I have a question I have yet ti find answer to so hopefully historians of this theater might be able to answer it. in the Spring of 1966 of all the Cinerama theaters in the U.S. why was the McVickers the only one to show Cinerama’s Russian Adventure in the original 3-panel process?
The discussion about the McVickers Theatre has gone on for some time (years!). I think somewhere during the years it’s been mentioned that it was a roadshow theatre, and also hosted several touring musicals in the late 1960s including “Man of LaMancha” with Jose Ferrer. (For a long time I thought it played the Shubert, but thanks to this page I was corrected.) The McVickers was a little unique in that it hosted both roadshow musicals (“Gone With the Wind” in my case in the late 1960s) and touring musicals. Concerning why “Cinerama’s Russian Adventure” was booked at the McVickers in the Cinerama process I do not know. Due to the unique booking, wish I had seen it.
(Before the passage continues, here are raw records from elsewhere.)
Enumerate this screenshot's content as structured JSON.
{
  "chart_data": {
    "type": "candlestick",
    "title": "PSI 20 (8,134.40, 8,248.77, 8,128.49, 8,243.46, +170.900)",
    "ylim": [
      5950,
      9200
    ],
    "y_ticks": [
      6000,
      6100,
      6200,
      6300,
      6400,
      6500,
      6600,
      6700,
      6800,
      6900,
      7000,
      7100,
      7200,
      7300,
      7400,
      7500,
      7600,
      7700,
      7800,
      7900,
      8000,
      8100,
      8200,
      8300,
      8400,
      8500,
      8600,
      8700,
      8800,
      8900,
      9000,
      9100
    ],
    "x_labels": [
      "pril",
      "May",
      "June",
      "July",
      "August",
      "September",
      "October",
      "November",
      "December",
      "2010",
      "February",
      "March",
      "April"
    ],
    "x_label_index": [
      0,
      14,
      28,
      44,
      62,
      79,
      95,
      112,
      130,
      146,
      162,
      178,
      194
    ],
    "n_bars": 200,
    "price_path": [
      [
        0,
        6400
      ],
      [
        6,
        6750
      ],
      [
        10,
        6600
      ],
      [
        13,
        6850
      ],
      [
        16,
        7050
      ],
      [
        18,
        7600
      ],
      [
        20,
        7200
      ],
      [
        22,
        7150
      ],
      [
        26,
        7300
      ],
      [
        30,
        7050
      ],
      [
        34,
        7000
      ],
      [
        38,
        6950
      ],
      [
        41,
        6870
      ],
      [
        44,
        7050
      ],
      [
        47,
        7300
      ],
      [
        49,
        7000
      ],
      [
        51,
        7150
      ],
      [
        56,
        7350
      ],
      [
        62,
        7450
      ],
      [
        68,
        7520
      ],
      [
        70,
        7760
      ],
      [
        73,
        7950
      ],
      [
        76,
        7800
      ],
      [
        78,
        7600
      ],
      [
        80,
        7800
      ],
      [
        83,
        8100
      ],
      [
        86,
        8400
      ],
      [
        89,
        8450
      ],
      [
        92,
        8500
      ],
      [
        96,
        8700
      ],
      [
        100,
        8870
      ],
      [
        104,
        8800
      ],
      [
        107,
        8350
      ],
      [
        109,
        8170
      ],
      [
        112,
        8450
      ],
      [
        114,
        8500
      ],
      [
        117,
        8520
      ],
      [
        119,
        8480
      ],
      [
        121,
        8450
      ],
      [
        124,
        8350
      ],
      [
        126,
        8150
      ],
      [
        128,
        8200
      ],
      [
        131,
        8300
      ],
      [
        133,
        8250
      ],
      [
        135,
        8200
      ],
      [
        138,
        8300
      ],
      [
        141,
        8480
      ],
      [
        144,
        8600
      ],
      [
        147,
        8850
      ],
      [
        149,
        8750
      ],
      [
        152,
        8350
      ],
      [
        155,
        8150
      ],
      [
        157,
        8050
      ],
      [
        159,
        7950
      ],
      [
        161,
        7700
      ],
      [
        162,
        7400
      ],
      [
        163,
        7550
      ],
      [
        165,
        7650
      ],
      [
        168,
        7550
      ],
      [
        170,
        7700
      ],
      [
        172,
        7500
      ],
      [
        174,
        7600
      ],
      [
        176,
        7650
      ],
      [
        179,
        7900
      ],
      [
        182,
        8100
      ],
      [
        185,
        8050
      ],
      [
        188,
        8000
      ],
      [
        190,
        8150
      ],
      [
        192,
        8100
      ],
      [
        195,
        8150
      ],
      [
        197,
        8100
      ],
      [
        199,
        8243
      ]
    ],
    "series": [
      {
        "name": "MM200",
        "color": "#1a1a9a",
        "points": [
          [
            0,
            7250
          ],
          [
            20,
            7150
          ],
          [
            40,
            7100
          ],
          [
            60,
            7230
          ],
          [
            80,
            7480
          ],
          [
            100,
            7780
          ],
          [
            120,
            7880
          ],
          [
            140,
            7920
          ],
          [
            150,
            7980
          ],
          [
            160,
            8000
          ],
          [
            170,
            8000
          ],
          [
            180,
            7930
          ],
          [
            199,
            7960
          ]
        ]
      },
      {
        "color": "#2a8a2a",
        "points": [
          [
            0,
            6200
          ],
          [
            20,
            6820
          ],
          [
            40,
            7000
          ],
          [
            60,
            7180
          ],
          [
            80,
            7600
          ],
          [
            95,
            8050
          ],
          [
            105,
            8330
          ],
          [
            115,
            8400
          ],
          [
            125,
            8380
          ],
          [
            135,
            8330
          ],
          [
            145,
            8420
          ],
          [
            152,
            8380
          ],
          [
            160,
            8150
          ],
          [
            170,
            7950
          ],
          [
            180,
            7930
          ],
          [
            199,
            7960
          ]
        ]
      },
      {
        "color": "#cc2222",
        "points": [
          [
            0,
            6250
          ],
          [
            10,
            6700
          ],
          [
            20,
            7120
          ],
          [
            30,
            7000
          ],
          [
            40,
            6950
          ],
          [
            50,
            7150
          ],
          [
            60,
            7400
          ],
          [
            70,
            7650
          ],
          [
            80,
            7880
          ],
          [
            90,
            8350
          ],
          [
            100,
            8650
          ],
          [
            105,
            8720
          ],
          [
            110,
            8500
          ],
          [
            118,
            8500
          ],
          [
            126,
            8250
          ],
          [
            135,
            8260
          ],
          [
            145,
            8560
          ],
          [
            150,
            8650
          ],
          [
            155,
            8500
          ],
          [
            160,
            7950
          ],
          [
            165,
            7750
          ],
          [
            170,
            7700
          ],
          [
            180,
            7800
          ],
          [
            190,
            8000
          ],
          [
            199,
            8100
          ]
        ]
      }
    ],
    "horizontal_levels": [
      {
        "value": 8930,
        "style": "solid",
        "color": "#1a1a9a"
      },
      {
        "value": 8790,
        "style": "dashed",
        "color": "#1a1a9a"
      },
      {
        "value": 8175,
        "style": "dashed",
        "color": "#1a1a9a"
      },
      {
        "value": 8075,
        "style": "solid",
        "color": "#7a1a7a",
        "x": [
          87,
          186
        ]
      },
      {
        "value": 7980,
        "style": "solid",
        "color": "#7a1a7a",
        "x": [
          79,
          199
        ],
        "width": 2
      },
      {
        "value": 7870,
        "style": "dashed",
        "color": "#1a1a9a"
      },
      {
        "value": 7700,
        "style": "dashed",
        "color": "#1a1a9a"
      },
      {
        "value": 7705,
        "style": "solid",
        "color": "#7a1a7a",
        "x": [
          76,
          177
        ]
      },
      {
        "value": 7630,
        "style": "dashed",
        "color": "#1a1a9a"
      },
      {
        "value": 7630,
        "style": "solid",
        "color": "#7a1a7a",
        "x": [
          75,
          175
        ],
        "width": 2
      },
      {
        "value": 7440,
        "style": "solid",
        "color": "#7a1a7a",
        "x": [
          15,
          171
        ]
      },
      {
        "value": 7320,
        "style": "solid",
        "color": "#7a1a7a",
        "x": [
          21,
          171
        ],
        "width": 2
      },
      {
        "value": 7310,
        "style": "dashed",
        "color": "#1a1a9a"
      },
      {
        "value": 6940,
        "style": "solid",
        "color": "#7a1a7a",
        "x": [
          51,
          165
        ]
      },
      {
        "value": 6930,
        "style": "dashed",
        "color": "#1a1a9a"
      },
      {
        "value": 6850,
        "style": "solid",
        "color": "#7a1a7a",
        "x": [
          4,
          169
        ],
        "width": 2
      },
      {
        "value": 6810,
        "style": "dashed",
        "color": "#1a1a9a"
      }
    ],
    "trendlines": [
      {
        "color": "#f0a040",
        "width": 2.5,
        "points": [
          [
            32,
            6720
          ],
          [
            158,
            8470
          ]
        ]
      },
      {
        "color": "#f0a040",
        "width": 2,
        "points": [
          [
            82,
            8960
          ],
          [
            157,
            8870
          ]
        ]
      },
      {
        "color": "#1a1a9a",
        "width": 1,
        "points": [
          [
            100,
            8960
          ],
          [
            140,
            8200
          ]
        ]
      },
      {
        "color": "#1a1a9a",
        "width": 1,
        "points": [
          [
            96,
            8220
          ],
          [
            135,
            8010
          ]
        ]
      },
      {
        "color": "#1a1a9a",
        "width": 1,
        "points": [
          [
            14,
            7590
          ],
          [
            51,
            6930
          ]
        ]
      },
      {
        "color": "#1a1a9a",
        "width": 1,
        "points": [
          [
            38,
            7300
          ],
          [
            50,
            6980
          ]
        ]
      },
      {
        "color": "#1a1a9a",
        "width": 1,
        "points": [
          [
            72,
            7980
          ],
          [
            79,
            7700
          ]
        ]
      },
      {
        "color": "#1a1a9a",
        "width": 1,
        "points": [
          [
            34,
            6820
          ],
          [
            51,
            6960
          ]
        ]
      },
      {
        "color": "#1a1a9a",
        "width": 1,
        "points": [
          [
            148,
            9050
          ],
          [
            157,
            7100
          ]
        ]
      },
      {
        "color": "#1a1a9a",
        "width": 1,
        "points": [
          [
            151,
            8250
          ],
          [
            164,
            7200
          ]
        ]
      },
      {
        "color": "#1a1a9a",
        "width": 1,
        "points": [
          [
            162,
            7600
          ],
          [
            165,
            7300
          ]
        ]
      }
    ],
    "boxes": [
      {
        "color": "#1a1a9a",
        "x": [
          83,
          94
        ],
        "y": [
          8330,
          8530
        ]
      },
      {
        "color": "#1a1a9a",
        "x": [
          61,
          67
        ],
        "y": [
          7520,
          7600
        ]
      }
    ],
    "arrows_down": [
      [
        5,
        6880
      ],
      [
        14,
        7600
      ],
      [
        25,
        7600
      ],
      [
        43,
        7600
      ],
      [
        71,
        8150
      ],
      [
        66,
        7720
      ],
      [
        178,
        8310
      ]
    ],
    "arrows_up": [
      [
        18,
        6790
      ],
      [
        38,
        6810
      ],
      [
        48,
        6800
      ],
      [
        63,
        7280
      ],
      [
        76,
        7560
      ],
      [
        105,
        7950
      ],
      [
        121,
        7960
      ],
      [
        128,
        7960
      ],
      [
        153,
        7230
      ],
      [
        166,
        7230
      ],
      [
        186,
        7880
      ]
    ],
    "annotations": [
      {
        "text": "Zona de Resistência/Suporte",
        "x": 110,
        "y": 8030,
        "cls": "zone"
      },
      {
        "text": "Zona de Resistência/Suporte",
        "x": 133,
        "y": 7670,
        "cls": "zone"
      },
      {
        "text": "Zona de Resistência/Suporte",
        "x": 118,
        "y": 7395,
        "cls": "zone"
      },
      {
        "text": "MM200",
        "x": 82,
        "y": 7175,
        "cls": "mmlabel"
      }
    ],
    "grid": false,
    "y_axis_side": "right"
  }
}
The street, “McVicker Ave.” in Chicago, is named for the original owner of this theatre.
It is so strange that the artwork for the stage production of Fiddler in ‘67 uses the exact same artwork for the film which came out 4 years later. This should be impossible as the artwork is clearly based on the movie cast which hadn’t even been chosen yet. Anybody have an idea why this is? Look at the marquee of this theater with Fiddler then look at the ad for the McClurg where it had its Chicago film engagement which as you can see from previous comments confused me.
1955 postcard with “Oklahoma!” at the McVickers in the background. Enlargeable several times within the Flickr link.